Challenge 3: Pairing global replication with Data Residency

So far, the examples we've given around data replication strategies have assumed that data will be written to a single region for a given tenant. However, while this will be true of many services, there are services who wish to replicate data to additional regions if the configuration is allowed. Typically, we have seen three different approaches to data replication to other regions:

• No replication
• Active-active region pairs
• Global replication

The last option –global replication – is the most interesting. Due to residency requirements these services also had to offer shards only within a given realm.

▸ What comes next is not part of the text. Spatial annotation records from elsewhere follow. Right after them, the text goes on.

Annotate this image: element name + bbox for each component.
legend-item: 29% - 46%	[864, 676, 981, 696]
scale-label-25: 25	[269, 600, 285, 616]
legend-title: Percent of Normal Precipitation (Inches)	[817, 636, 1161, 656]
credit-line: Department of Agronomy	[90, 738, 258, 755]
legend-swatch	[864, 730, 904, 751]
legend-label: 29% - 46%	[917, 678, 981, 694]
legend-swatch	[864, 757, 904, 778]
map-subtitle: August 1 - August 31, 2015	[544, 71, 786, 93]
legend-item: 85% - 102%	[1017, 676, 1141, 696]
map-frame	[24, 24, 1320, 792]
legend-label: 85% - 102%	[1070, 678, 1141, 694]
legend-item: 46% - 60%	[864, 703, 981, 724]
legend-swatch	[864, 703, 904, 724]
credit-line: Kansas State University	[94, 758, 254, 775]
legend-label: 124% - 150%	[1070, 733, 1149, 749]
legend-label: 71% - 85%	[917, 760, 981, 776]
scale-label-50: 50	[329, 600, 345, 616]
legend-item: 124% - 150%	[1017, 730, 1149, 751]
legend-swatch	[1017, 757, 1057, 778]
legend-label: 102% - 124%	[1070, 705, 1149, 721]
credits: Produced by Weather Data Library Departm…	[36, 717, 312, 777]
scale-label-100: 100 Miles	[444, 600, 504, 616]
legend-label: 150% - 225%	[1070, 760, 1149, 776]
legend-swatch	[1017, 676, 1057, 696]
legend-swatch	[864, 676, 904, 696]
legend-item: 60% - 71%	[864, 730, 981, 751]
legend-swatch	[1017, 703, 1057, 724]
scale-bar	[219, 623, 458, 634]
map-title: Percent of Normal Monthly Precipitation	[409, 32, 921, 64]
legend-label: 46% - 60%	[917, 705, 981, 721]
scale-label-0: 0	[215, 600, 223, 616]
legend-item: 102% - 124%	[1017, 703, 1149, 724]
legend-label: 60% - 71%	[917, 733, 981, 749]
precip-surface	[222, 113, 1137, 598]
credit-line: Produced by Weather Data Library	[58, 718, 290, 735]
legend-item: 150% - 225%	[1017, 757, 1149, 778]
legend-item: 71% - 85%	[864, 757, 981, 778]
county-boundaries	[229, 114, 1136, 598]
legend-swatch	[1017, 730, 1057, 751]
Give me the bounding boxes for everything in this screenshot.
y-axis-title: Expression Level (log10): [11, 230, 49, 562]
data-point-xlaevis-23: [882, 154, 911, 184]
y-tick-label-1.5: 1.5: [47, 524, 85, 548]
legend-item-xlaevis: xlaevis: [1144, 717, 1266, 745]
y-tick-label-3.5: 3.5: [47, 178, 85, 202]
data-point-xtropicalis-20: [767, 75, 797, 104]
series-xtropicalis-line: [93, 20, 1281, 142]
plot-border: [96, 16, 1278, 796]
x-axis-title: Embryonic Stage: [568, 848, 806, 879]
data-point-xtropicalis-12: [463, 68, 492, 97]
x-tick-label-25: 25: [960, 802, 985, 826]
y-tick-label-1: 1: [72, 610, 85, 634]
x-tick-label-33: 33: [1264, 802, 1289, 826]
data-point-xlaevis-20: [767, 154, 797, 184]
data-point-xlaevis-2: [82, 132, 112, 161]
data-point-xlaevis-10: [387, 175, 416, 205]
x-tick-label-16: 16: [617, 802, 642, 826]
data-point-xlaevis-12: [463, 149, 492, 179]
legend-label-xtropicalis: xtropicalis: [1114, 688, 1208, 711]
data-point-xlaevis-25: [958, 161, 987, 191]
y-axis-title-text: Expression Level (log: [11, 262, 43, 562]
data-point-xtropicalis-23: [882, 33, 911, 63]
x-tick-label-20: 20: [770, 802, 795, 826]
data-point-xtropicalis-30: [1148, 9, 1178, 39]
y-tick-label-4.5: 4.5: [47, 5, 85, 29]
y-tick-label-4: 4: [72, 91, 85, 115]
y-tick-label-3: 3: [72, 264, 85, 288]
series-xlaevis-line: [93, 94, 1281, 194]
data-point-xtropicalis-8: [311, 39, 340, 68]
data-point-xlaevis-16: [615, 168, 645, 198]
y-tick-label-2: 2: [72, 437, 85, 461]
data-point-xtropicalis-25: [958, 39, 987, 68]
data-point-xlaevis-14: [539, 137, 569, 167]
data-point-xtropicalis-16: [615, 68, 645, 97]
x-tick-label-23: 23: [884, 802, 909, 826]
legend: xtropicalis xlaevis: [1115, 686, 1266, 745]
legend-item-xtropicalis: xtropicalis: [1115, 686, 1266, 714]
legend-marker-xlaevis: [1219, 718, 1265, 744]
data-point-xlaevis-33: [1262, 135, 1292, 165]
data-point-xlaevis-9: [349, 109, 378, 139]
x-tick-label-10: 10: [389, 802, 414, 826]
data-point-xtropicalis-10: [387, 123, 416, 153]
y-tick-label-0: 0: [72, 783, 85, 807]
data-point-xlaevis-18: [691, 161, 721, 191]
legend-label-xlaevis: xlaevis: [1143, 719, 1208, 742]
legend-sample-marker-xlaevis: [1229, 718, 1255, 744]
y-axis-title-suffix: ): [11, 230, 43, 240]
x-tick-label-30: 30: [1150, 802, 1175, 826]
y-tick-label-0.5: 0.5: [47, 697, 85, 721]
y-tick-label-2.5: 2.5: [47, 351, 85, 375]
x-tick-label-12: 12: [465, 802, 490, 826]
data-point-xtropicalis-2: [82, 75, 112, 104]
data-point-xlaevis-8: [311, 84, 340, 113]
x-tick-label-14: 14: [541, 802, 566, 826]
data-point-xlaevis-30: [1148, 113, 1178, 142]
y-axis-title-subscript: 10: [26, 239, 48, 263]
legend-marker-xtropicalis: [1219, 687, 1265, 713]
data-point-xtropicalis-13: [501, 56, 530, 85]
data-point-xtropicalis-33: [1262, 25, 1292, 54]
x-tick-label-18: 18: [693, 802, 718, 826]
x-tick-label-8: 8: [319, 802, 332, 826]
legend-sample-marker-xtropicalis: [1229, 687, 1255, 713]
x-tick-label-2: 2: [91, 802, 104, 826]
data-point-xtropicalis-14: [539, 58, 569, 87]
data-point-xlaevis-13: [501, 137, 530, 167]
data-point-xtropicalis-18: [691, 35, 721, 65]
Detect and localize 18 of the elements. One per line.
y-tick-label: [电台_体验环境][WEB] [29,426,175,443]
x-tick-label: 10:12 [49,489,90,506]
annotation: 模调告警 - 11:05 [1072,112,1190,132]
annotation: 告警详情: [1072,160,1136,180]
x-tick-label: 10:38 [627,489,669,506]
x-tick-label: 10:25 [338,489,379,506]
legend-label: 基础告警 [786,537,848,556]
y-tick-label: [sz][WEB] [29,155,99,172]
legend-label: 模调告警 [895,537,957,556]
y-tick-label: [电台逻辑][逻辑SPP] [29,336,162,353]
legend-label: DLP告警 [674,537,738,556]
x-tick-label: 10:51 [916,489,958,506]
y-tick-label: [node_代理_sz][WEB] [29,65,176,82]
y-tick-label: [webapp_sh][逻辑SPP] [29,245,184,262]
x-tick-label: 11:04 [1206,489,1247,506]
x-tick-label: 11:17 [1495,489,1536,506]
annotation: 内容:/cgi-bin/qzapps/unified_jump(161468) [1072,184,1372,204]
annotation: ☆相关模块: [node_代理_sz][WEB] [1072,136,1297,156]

As an example, let's consider a simplified version of our Activity Service (which powers start.atlassian.com):

activity-service:
  - shard: activity-global
    dataRegions: [us-east-1, eu-west-1]
  - shard: activity-us-east-1
    dataRegions: [us-east-1]

In this case the "global" replication is just two regions, and we have a residency shard in the US. This presents an interesting challenge to the migration flow posted above – when going from US → global, you definitely don't want to delete any data, even though that is a step. Similarly, when going global → US, no copying has to be done, but some deletion does.

Thus, it's more correct to say that copy is more specifically "addition of data to regions", and delete is "removal of data from regions". With this new definition we still maintain all the rollback properties we worked hard for (reverts are still easy!), but it now works for services that may have overlapping regions between shards.

Specifically, in the above example a migration from activity-global to activity-us-east-1 would:

1. On "copy" → do nothing, as there is no new regions to add data to
2. If failure → delete nothing, as no new regions were attempted to add data
3. On "delete" → remove data from eu-west-1 as that is the region not remaining after the migration

Conversely for activity-us-east-1 to activity-global we would:

1. On "copy" → add data to eu-west-1
2. If failure → delete from eu-west-1
3. On "delete" → do nothing

This strategy allows services to define very complex topologies while preserving the two-phase commit and rollback properties.

Challenge 4: Event delivery

HTTP and reverse proxies aren't the only ways that our services communicate with each other. We also employ a large number of async event mechanisms, including SQS / Kinesis. For the most part, these are solved in a similar way – before submitting the message to a queue, check which queue should actually be receiving the message for the tenant.

However, events pose a unique challenge for migration – while HTTP requests are typically < 30s (or in some extreme cases, a few minutes) before they get timed out, events like SQS queues can have messages submitted to the queue hours before actually getting processed.

This becomes a problem if between submitting to the queue and processing, a migration was completed for the tenant. What this meant was, in addition to checking the location before submission on reading the message, the service in question also had to verify that it was still valid to process the message in the current shard upon reading it. If a message was found to be in the wrong region when read, then the consuming service could choose to either discard it or re-route it to the correct region (depending on the processing requirements of the message).

The Results

After all this work, we now have a couple of things: we shipped data residency as well as more performant experiences to customers; and we have a much more robust way to think about multi-region designs using the building blocks we've created, which lets us have flexible sharding policies per service that can weigh up solutions in terms of:

• how many regions to deploy into
• how much replication is worthwhile
• how often we need to change the locations

with these being balanced off against the cost (for any service) of doing so.